"A principle of folk logic is that you can’t prove a negative. Skeptics and scientists routinely concede the point in debates about the possible existence of everything from Big Foot and Loch Ness to aliens and even God. In a recent television interview on Comedy Central’s The Colbert Report, for example, Skeptic publisher Michael Shermer admitted as much when Stephen Colbert pressed him on the point when discussing Weapons of Mass Destruction, the comedian adding that once it is admitted that scientists cannot prove the nonexistence of a thing, then belief in anything is possible. [...] There is one big problem with this. Among professional logicians, guess how many think that you can’t prove a negative? That’s right, zero.
So why is it that people insist that you can’t prove a negative?
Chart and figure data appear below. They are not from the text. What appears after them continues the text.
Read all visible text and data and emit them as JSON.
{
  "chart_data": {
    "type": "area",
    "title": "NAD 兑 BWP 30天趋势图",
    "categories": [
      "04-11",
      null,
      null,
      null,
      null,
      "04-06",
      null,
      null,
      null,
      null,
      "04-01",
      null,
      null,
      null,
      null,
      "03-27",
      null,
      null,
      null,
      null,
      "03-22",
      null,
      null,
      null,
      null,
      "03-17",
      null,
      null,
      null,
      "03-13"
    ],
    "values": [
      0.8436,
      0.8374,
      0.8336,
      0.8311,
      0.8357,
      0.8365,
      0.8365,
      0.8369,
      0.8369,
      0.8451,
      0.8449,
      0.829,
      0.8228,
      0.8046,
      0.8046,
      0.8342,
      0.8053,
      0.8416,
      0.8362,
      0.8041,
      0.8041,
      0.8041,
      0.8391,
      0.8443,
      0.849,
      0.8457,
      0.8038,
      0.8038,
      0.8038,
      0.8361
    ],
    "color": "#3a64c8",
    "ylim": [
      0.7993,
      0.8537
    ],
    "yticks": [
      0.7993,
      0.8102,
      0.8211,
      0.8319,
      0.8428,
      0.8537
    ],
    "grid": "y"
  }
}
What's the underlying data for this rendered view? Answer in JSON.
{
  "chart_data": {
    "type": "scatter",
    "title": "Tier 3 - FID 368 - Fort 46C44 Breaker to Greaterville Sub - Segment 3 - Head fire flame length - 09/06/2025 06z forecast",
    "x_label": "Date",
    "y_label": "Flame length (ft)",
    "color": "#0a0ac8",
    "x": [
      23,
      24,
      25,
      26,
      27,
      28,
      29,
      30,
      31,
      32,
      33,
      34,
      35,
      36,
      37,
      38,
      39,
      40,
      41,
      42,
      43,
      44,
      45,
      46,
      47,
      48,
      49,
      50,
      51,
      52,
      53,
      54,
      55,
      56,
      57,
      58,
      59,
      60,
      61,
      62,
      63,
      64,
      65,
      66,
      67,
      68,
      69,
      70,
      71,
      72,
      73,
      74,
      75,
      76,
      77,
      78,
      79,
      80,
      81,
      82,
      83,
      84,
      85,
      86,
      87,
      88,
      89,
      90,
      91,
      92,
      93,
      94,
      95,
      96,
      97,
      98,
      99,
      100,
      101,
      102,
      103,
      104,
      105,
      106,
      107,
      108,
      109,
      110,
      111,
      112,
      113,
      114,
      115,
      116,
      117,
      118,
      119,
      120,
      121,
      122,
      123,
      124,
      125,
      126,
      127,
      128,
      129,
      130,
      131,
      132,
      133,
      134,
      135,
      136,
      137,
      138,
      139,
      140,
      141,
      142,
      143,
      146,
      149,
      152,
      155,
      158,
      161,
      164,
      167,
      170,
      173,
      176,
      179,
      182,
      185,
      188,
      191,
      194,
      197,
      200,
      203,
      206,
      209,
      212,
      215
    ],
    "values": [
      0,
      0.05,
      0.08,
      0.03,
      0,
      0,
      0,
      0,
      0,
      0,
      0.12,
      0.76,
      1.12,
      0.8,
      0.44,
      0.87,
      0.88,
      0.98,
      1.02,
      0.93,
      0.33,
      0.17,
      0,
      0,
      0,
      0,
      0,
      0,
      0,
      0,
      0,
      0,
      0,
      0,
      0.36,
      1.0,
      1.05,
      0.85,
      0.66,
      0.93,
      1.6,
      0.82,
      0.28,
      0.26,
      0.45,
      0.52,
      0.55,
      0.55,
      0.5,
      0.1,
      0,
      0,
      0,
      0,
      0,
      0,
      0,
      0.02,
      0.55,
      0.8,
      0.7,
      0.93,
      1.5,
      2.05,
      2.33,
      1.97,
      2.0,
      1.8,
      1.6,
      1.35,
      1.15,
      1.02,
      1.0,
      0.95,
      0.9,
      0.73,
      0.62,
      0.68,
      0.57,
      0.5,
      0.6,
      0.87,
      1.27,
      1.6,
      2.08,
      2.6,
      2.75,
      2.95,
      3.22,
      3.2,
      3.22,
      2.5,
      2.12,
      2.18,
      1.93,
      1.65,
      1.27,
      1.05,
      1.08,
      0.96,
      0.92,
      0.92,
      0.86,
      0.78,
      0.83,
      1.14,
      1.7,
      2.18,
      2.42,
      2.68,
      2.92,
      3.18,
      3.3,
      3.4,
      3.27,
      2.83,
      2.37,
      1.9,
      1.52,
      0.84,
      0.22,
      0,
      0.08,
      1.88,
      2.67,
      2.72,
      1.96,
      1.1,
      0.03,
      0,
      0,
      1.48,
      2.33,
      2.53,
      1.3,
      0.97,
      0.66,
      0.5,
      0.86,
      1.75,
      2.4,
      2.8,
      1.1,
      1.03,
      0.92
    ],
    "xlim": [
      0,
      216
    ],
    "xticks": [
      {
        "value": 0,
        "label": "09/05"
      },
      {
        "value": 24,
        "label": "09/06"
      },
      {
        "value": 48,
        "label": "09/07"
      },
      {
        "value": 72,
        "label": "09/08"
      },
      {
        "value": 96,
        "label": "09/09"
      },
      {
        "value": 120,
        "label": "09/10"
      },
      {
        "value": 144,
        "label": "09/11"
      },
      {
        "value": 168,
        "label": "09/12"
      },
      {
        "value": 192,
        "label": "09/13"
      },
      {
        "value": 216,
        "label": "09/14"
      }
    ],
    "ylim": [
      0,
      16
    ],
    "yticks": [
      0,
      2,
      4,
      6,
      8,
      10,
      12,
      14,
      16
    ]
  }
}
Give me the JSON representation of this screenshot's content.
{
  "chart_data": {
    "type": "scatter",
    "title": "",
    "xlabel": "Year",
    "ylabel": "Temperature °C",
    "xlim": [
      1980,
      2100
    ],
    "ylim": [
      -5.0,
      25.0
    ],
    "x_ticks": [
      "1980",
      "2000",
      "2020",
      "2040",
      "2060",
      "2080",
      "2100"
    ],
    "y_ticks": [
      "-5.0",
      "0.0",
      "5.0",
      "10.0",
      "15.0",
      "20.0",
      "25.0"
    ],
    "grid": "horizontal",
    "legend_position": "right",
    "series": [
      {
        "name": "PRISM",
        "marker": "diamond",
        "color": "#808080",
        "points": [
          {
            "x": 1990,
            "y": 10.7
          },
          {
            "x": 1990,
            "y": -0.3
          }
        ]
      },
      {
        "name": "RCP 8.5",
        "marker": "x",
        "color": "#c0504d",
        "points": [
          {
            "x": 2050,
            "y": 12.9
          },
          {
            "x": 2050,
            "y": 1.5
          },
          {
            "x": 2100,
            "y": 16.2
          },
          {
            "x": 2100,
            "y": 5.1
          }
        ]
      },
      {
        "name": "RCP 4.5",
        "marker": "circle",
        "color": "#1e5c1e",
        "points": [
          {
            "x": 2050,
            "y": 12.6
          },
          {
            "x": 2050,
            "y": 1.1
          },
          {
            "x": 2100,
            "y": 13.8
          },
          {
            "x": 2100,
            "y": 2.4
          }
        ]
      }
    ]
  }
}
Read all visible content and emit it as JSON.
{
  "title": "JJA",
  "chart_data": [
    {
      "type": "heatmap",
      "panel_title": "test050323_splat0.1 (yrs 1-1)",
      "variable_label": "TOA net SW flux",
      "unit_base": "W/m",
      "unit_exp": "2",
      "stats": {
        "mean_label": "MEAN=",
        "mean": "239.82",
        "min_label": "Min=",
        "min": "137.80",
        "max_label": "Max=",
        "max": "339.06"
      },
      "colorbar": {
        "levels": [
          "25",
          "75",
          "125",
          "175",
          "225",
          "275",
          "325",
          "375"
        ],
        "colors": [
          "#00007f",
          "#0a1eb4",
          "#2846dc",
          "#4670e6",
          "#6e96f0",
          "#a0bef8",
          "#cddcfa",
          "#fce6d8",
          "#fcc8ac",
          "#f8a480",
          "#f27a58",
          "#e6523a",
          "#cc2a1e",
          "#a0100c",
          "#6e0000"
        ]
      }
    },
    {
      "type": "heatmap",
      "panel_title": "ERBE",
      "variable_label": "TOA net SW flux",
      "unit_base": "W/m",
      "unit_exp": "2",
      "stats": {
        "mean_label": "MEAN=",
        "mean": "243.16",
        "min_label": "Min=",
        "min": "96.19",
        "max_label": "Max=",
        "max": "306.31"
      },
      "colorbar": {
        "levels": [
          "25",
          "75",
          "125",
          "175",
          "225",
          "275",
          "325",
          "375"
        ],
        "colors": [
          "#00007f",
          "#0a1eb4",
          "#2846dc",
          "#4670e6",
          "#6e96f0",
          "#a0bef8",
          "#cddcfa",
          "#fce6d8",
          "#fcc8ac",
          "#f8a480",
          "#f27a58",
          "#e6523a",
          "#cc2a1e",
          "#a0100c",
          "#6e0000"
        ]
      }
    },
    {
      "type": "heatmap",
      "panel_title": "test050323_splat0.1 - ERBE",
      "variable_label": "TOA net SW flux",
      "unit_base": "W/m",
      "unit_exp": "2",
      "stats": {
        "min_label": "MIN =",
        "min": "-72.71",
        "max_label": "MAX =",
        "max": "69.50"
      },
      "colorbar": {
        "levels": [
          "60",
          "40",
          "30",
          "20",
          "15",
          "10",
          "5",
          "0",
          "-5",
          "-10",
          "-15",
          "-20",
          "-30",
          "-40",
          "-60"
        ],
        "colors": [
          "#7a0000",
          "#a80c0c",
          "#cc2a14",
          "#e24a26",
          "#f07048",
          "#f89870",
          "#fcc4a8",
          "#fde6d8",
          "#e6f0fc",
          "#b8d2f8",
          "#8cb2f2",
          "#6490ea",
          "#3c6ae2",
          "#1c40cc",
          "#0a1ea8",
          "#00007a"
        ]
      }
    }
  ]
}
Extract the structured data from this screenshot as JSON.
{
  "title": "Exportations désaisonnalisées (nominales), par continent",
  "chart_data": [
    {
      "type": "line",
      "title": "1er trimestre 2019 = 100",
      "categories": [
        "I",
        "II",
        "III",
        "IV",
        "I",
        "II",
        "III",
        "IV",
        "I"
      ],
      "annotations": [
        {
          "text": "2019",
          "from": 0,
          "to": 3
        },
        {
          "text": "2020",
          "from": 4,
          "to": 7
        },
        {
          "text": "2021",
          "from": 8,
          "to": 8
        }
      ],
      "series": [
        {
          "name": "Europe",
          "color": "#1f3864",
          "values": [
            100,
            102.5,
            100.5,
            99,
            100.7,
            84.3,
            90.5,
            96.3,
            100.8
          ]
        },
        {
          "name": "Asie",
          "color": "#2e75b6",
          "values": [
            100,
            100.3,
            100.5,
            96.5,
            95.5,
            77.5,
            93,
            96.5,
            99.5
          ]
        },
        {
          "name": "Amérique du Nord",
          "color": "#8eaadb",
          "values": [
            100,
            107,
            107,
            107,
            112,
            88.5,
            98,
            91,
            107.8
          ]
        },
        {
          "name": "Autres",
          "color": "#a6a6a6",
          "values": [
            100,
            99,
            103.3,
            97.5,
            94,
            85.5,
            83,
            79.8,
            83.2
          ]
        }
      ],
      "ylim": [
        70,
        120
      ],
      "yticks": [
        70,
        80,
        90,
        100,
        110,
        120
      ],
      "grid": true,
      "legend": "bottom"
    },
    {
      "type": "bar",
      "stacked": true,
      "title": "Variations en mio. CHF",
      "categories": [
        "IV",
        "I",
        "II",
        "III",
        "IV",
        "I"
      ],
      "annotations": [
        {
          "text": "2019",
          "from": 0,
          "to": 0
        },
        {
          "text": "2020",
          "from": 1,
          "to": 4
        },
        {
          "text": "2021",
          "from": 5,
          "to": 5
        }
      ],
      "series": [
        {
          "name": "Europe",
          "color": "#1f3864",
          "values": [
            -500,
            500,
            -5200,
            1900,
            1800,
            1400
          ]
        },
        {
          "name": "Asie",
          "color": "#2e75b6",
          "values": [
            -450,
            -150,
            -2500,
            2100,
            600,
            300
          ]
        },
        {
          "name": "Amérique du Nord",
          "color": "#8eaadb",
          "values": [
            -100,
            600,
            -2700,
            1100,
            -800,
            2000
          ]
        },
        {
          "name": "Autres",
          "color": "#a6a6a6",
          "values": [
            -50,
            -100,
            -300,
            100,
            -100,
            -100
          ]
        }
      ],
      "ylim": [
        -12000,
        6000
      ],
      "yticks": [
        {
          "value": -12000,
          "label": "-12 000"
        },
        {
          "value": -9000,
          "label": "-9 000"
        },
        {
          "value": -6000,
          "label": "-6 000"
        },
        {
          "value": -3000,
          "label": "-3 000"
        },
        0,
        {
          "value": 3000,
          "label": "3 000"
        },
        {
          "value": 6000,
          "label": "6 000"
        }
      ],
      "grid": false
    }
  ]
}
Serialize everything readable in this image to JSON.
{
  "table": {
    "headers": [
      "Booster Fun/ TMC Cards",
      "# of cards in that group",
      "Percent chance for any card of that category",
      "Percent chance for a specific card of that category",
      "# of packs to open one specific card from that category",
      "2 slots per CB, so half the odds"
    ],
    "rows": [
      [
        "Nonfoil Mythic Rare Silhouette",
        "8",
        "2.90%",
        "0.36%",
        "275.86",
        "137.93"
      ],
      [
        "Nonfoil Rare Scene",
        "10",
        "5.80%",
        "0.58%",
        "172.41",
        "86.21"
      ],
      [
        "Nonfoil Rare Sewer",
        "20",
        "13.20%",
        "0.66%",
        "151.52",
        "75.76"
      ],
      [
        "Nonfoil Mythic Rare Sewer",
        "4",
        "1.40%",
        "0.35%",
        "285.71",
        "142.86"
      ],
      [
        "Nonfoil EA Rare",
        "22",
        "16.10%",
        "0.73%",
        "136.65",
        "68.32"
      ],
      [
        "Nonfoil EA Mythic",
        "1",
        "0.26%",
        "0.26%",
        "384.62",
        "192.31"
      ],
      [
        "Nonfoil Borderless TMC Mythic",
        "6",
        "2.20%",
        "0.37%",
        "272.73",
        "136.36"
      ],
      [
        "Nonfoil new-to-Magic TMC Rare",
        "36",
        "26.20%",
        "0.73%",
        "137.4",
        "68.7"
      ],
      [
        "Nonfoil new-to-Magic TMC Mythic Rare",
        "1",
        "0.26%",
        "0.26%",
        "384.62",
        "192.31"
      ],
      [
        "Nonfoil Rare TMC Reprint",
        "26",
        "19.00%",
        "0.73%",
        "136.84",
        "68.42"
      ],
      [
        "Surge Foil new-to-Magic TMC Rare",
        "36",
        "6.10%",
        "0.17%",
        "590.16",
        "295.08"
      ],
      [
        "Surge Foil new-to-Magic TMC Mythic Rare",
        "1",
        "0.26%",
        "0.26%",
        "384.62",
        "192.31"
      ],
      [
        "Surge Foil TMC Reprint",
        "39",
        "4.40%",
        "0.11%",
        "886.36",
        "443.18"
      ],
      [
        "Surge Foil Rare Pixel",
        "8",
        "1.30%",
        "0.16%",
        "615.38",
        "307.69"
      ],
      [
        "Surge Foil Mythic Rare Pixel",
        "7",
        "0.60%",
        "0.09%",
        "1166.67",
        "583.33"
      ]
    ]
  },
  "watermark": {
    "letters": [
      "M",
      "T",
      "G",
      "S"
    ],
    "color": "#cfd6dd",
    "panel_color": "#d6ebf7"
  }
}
I think it is the result of two things: (1) Disappointment that induction is not bulletproof, airtight, and infallible, and (2) A desperate desire to keep believing whatever one believes, even if all the evidence is against it. [...] Meaning: your argument against aliens is inductive, therefore not incontrovertible. Since I want to believe in aliens, I’m going to dismiss the argument no matter how overwhelming the evidence against aliens, and no matter how vanishingly small the chance of extraterrestrial abduction.
If we’re going to dismiss inductive arguments because they produce conclusions that are probable but not definite, then we are in deep manure. Despite its fallibility, induction is vital in every aspect of our lives, from the mundane to the most sophisticated science. Without induction we know basically nothing about the world apart from our own immediate perceptions. So we’d better keep induction, warts and all, and use it to form negative beliefs as well as positive ones.
You can prove a negative — at least as much as you can prove anything at all.